"Just add water" reef...is it possible?

chrisnif

Member
I'll explain. My LFS has a big tank, not sure of the gallonage but its 8 feet x 2 feet and at least 2 feet tall. This is their "nothing in here is for sale" reef. I was discussing with the "fish guy" about fragging me some pieces of coral they have in it and he's willing (awesome and dirt cheap because they're all YEARS old). We were discussing the upkeep of said large tank when he showed me something, the sump has a 3-4 in deep bed of crush coral, no pads no nothing, the CPR on the back, yeah it hasnt worked in "years" he said, and water, HA, tap in, never does water changes. Thing tests out on spec in every category i can imagine to worry about in a reef (pH 8.3, A0 Nitrite 0, nitrate 2-3, and calcium is 550ish). What gives?
Now I'll say, this is near fishless reef as the giant hairy mushrooms have eaten the school of chromis down to 2. But he has at least 20 frogspawn that would sell for 30 bux, spiny oysters, montipora, acropora, lots of palys/zoos, mushrooms as above.
I would never go this far, but maybe has this tank just "balanced itself" ? The montipora is growing well that's what im getting a frag of, and i think that might be at least a bit sensitive?
I do all this work and he has a "just add water"
 

socalnano24

Active Member
Its my understanding that a large enough bed of crushed coral can buffer alkalinity, pH and calcium, or at least keep them fairly regular. If its a big enough tank, a lil bit of chlorine from tap water isn't going to drastically mess anything up. I would imagine there's some sort of macro algae somewhere in the reef tank as well if it is handling removal of nitrates.
 

chrisnif

Member
I dont think there is macro, but there is plenty of coraline and the walls are covered in green hair, which frankly doesnt look that bad fully covering ;)
 

socalnano24

Active Member
green hair algae will pull alot of bad nutrients like phosphate and nitrates out of the water.... that'll do it.
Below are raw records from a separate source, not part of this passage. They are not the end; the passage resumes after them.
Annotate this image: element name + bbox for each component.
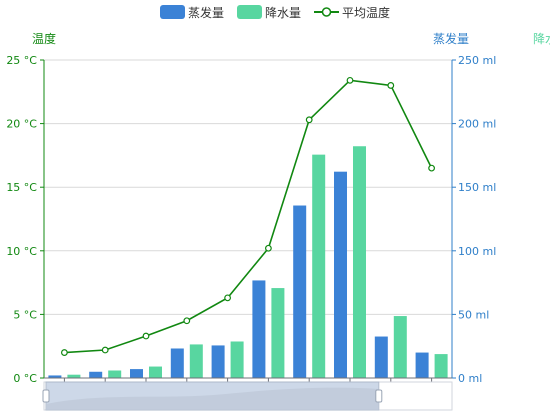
grid — [44, 59, 452, 379]
bar-evaporation-9 — [415, 352, 429, 378]
left-axis-tick-label-2: 10 °C — [6, 245, 37, 258]
left-axis-tick-label-5: 25 °C — [6, 54, 37, 67]
legend[interactable]: 蒸发量 降水量 平均温度 — [160, 5, 390, 20]
left-axis-tick-label-1: 5 °C — [13, 308, 37, 321]
temperature-point-2 — [142, 332, 150, 340]
temperature-point-3 — [183, 317, 191, 325]
zoom-preview-area — [46, 387, 379, 410]
right-axis-tick-label-5: 250 ml — [458, 54, 496, 67]
temperature-point-0 — [61, 349, 68, 356]
temperature-point-9 — [428, 164, 436, 172]
left-axis-title: 温度 — [32, 31, 56, 46]
legend-label: 蒸发量 — [188, 5, 224, 20]
bar-precipitation-3 — [189, 344, 203, 378]
right-axis-tick-label-3: 150 ml — [458, 181, 496, 194]
temperature-point-5 — [265, 244, 272, 252]
temperature-point-1 — [101, 346, 109, 354]
temperature-point-7 — [346, 76, 354, 84]
axis-titles: 温度 蒸发量 降水量 — [32, 31, 550, 46]
bar-evaporation-8 — [374, 336, 388, 378]
left-axis-tick-label-0: 0 °C — [13, 372, 37, 385]
right-axis-tick-label-4: 200 ml — [458, 118, 496, 131]
legend-label: 降水量 — [265, 6, 301, 20]
bar-precipitation-6 — [312, 154, 326, 378]
zoom-right-handle[interactable] — [375, 389, 383, 403]
right-axis-tick-label-1: 50 ml — [458, 308, 489, 321]
bar-precipitation-0 — [67, 374, 81, 378]
temperature-point-4 — [224, 294, 232, 302]
right-axis-title: 蒸发量 — [433, 31, 469, 46]
bar-evaporation-3 — [170, 348, 184, 378]
right-axis-tick-label-2: 100 ml — [458, 245, 496, 258]
bars — [48, 146, 448, 378]
zoom-left-handle[interactable] — [42, 389, 50, 403]
offset-axis-title: 降水量 — [533, 32, 550, 46]
bar-evaporation-1 — [89, 371, 103, 378]
bar-evaporation-2 — [130, 369, 143, 378]
data-zoom[interactable] — [42, 381, 453, 411]
bar-precipitation-5 — [271, 288, 285, 378]
bar-evaporation-5 — [252, 280, 266, 378]
bar-evaporation-4 — [211, 345, 225, 378]
line-series — [61, 76, 436, 356]
bar-evaporation-0 — [48, 375, 62, 378]
bar-precipitation-1 — [108, 370, 122, 378]
bar-evaporation-7 — [334, 171, 347, 378]
temperature-line — [64, 79, 433, 354]
bar-precipitation-2 — [149, 366, 162, 378]
legend-swatch — [237, 5, 262, 19]
legend-label: 平均温度 — [342, 5, 390, 20]
left-axis-tick-label-4: 20 °C — [6, 118, 37, 131]
bar-precipitation-8 — [393, 316, 407, 378]
bar-precipitation-9 — [434, 354, 448, 378]
bar-precipitation-7 — [353, 146, 366, 378]
legend-item-0[interactable]: 蒸发量 — [160, 5, 224, 20]
legend-item-1[interactable]: 降水量 — [237, 5, 301, 20]
bar-evaporation-6 — [293, 205, 307, 378]
bar-precipitation-4 — [230, 341, 244, 378]
legend-marker — [321, 7, 332, 17]
temperature-point-8 — [387, 82, 395, 89]
axes: 0 °C 5 °C 10 °C 15 °C 20 °C 25 °C 0 ml 50 ml 100… — [6, 54, 496, 397]
temperature-point-6 — [305, 116, 313, 124]
right-axis-tick-label-0: 0 ml — [458, 372, 482, 385]
left-axis-tick-label-3: 15 °C — [6, 181, 37, 194]
legend-swatch — [160, 5, 185, 19]
legend-item-2[interactable]: 平均温度 — [314, 5, 390, 20]
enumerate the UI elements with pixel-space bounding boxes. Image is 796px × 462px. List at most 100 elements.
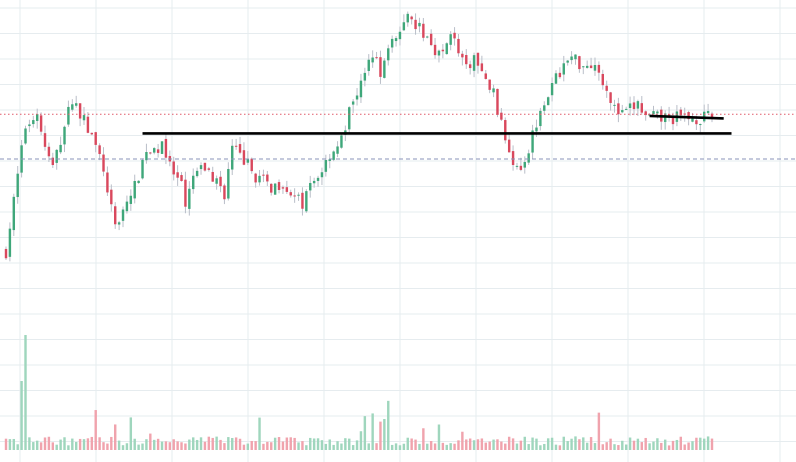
volume-bar: [258, 417, 261, 450]
volume-bar: [309, 437, 312, 450]
candle-down: [410, 16, 413, 20]
volume-bar: [492, 439, 495, 450]
candle-up: [492, 88, 495, 93]
candle-up: [71, 104, 74, 110]
candle-up: [336, 146, 339, 154]
candle-down: [211, 171, 214, 182]
volume-bar: [394, 443, 398, 450]
candle-down: [172, 161, 175, 175]
candle-up: [117, 222, 121, 225]
candle-down: [511, 151, 515, 166]
volume-bar: [500, 441, 503, 450]
volume-bar: [550, 437, 554, 450]
volume-bar: [511, 438, 515, 450]
volume-bar: [223, 443, 226, 450]
volume-bar: [628, 437, 632, 450]
volume-bar: [32, 442, 35, 450]
volume-bar: [660, 442, 663, 450]
volume-bar: [344, 438, 347, 450]
candle-up: [75, 103, 78, 106]
volume-bar: [211, 437, 214, 450]
candle-down: [441, 49, 445, 52]
volume-bar: [168, 442, 172, 450]
volume-bar: [129, 417, 133, 450]
volume-bar: [266, 441, 269, 450]
candle-up: [82, 115, 86, 121]
candle-down: [500, 112, 503, 120]
volume-bar: [515, 443, 519, 450]
volume-bar: [699, 437, 702, 450]
volume-bar: [242, 444, 246, 450]
candle-up: [550, 83, 554, 96]
volume-bar: [531, 437, 534, 450]
volume-bar: [24, 335, 27, 450]
candle-up: [67, 106, 70, 125]
volume-bar: [125, 443, 129, 450]
volume-bar: [195, 439, 199, 450]
volume-bar: [621, 440, 624, 450]
candle-down: [461, 53, 464, 58]
volume-bar: [78, 438, 82, 450]
volume-bar: [351, 445, 355, 450]
candle-up: [367, 59, 370, 71]
volume-bar: [359, 431, 363, 450]
volume-bar: [297, 442, 300, 450]
candle-up: [648, 114, 651, 116]
candle-down: [207, 168, 211, 170]
volume-bar: [285, 437, 289, 450]
candle-up: [585, 65, 589, 68]
candle-down: [254, 173, 257, 183]
candle-down: [47, 146, 51, 157]
volume-bar: [519, 440, 523, 450]
volume-bar: [383, 419, 386, 450]
candle-up: [574, 54, 577, 60]
volume-bar: [507, 436, 511, 450]
volume-bar: [98, 437, 101, 450]
volume-bar: [675, 439, 679, 450]
candle-down: [617, 103, 620, 115]
volume-bar: [437, 424, 441, 450]
volume-bar: [28, 437, 31, 450]
candle-up: [28, 124, 31, 127]
candle-down: [667, 114, 671, 116]
candle-up: [582, 66, 585, 68]
volume-bar: [156, 438, 160, 450]
volume-bar: [250, 440, 253, 450]
candle-up: [546, 97, 550, 106]
candle-up: [691, 118, 694, 122]
candle-up: [215, 178, 218, 184]
volume-bar: [546, 438, 550, 450]
volume-bar: [4, 438, 8, 450]
volume-bar: [8, 439, 12, 450]
candle-down: [149, 152, 152, 154]
candle-down: [519, 165, 523, 170]
volume-bar: [480, 438, 484, 450]
volume-bar: [141, 443, 144, 450]
candle-up: [188, 188, 191, 209]
candle-down: [184, 179, 187, 207]
volume-bar: [644, 437, 647, 450]
volume-bar: [289, 437, 292, 450]
volume-bar: [55, 444, 58, 450]
candle-down: [43, 133, 47, 147]
candle-up: [145, 152, 148, 161]
volume-bar: [570, 438, 573, 450]
volume-bar: [16, 444, 19, 450]
candle-down: [457, 38, 460, 54]
volume-bar: [691, 441, 694, 450]
candle-up: [621, 110, 624, 113]
candle-down: [468, 64, 472, 69]
volume-bar: [149, 433, 152, 450]
volume-bar: [110, 436, 113, 450]
candle-up: [59, 144, 62, 153]
candle-down: [293, 195, 296, 197]
candle-down: [679, 109, 683, 116]
candle-down: [429, 33, 433, 46]
volume-bar: [227, 437, 230, 450]
price-candles: [4, 11, 714, 262]
volume-bar: [574, 436, 577, 450]
candle-up: [305, 191, 308, 212]
volume-bar: [340, 443, 343, 450]
volume-bar: [496, 439, 499, 450]
volume-bar: [582, 437, 585, 450]
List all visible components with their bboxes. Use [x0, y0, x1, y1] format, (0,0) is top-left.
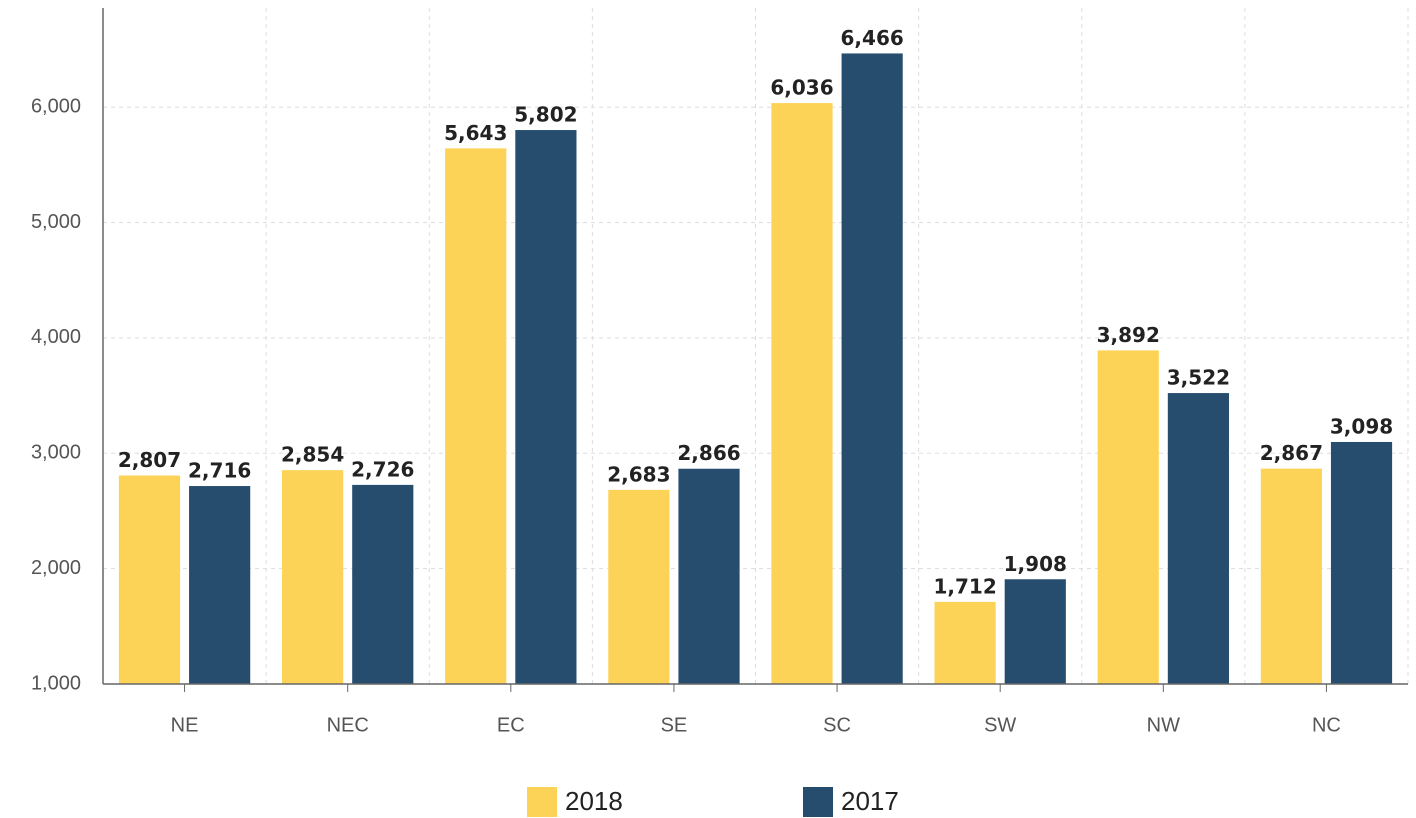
bar: [1260, 468, 1322, 684]
bar: [1097, 350, 1159, 684]
bar: [1004, 579, 1066, 684]
bar: [445, 148, 507, 685]
value-label: 1,908: [1004, 552, 1067, 576]
x-tick-label: SC: [823, 714, 851, 736]
value-label: 3,522: [1167, 366, 1230, 390]
bar: [771, 103, 833, 684]
y-tick-label: 1,000: [31, 672, 81, 694]
x-tick-label: NEC: [327, 714, 369, 736]
y-tick-label: 6,000: [31, 95, 81, 117]
value-label: 3,098: [1330, 414, 1393, 438]
value-label: 2,854: [281, 443, 344, 467]
value-label: 5,802: [514, 103, 577, 127]
y-tick-label: 3,000: [31, 442, 81, 464]
x-tick-label: NW: [1147, 714, 1180, 736]
bar: [934, 601, 996, 684]
bar: [841, 53, 903, 685]
x-tick-label: SE: [661, 714, 688, 736]
value-label: 5,643: [444, 121, 507, 145]
bar: [1167, 393, 1229, 684]
bar: [515, 130, 577, 685]
bar: [352, 484, 414, 684]
value-label: 2,807: [118, 448, 181, 472]
bar: [678, 468, 740, 684]
value-label: 1,712: [933, 574, 996, 598]
y-tick-label: 4,000: [31, 326, 81, 348]
legend-swatch: [803, 787, 833, 817]
value-label: 6,036: [770, 76, 833, 100]
bar: [189, 486, 251, 684]
value-label: 2,866: [677, 441, 740, 465]
x-tick-label: SW: [984, 714, 1016, 736]
value-label: 2,867: [1260, 441, 1323, 465]
value-label: 2,716: [188, 459, 251, 483]
x-tick-label: NC: [1312, 714, 1341, 736]
value-label: 2,726: [351, 457, 414, 481]
value-label: 6,466: [841, 26, 904, 50]
value-label: 2,683: [607, 462, 670, 486]
legend-label: 2017: [841, 786, 899, 816]
x-tick-label: EC: [497, 714, 525, 736]
x-tick-label: NE: [171, 714, 199, 736]
value-label: 3,892: [1097, 323, 1160, 347]
y-tick-label: 2,000: [31, 557, 81, 579]
legend-label: 2018: [565, 786, 623, 816]
legend-swatch: [527, 787, 557, 817]
bar: [1330, 441, 1393, 684]
y-tick-label: 5,000: [31, 211, 81, 233]
bar: [282, 470, 344, 684]
bar: [118, 475, 181, 684]
bar: [608, 489, 670, 684]
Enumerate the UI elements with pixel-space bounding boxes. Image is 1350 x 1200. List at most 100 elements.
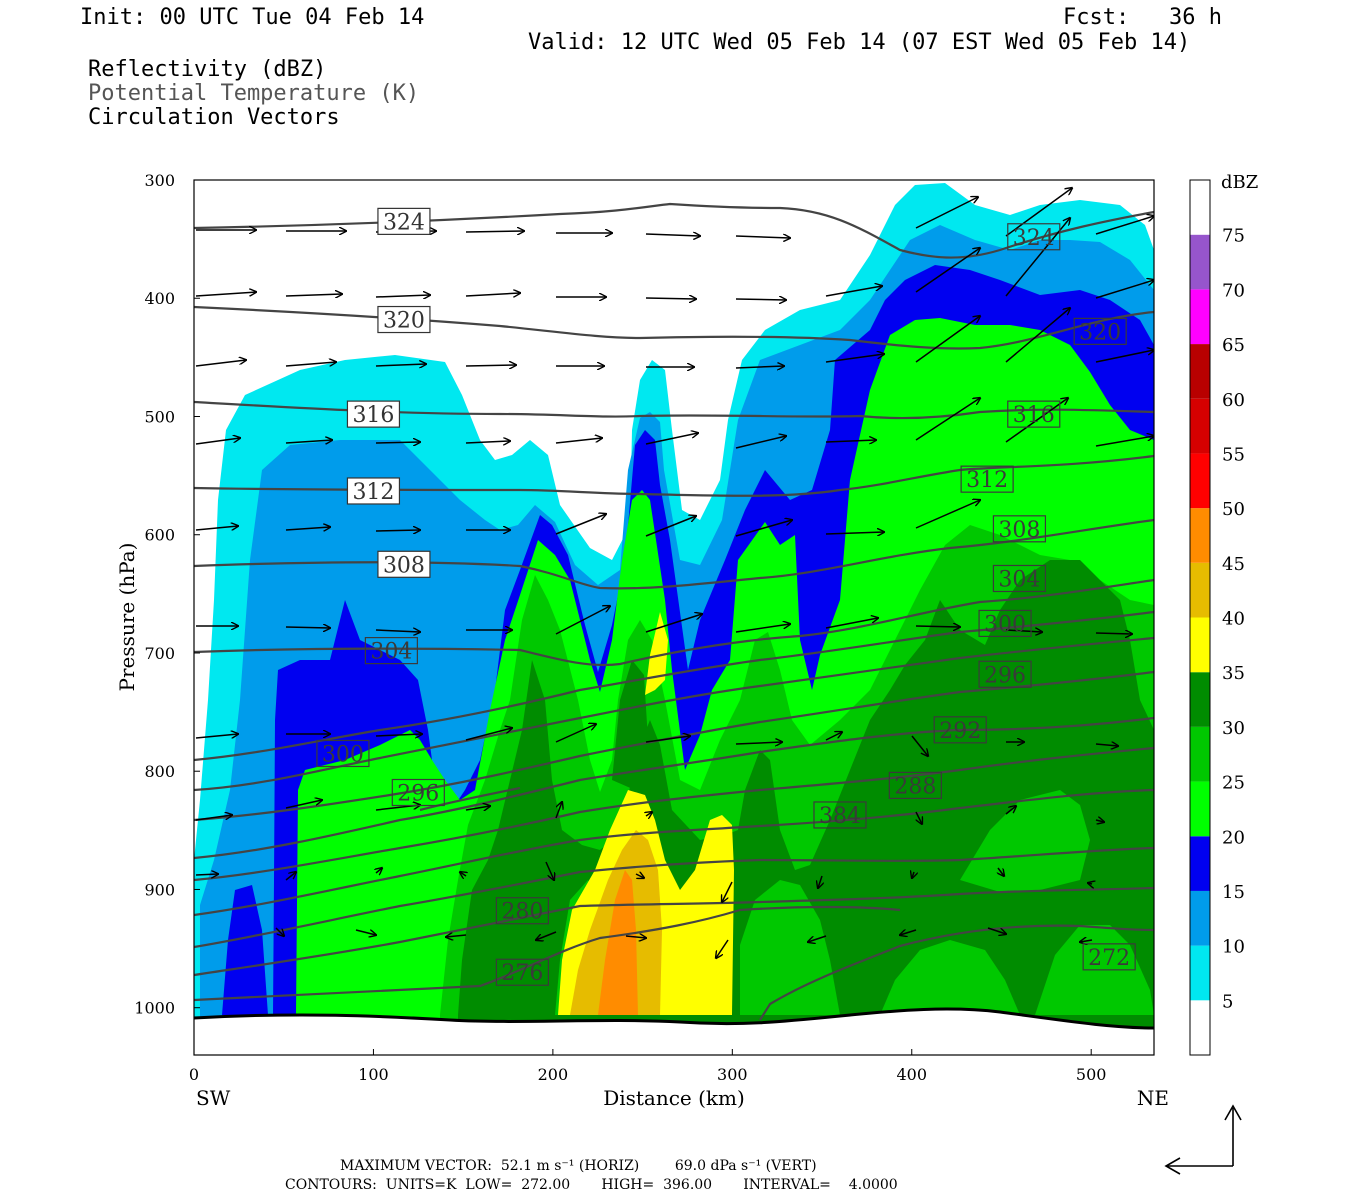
theta-label-box bbox=[978, 660, 1032, 688]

Have you ever seen that thread floating around about the algae scrubber bucket fliter? (that uses "turf" algae under controlled circumstances for the same purpose)
 

chrisnif

Member
Yeah I was thinking about building one of those ;) Just think it'd be awesome to go a day, let alone years without getting wet ;)
 

stanlalee

Active Member
how dense is the coral growth? how much water volume total? how is growth of these corals? how long as he been taking this aproach (perhaps never means he started this 2 weeks ago)
a. large water volume to coral density is usually going to deplete of ca, alk slower
b. aragonite (crush coral, live rock ect) does NOT buffer ca and alk. it does not dissolve at anywhere near tank water pH which is why ca reactors use co2 to drop pH in the 6's to dissolve it for buffering ca and alk. certaintly wont be buffering at a pH of 8.3 given.
c. growth has to be stunted if as described. corals consume ca and especially carbonates (alk) for growth. no way around it. there is no way alk and ca dont deplete with proper growth. I would expect a tank many years old that size to have its acro's sticking out the water, montiporas huge scrollers with fragging corals a neccessity to impede infringement on each other. anytime you can get away with no calcium and carbonate supplemeting on a tank sized where dumping daily 500ml bottles just to maintain those levels is normal things may be living fine but they certaintly arent growing like should.
d. he could have not told you EVERYTHING. perhaps he forgot to menton dosing ca and alk or a calcium reactor. maybe he just adds water with kalk and forgot to add that little bit (although that would still be insufficient for proper growth on a reef tank up that long).
e. is this tank plumbed in to other systems/tanks in the store?
f. how long as this approach been successful?
 

socalnano24

Active Member
Ok. Good to know on the calcium ph. I know I did read somewhere about alk buffeting from a deep bed of crush coral or arg sand. I'll have to look it up at home.
 

chrisnif

Member
ITs 8 feet x 2 feet by at least 2 feet so somewhere in the 200-275 gallon range depending on height. It has a bunch of softies, the montipora is on the back wall and its "discs" are dinner plate all the way down to 1/2 inch, its grown up the back wall, and all the way to the front wall. The Acropora is probably 2 feet wide, 16 front to back and probably half the height of the tank, its at the surface but I dont think it will grow out of the water, seems to be growing "out" more than "up" Who knows its still either way an awesome tank for very little work even if he is adding stuff to makeup water.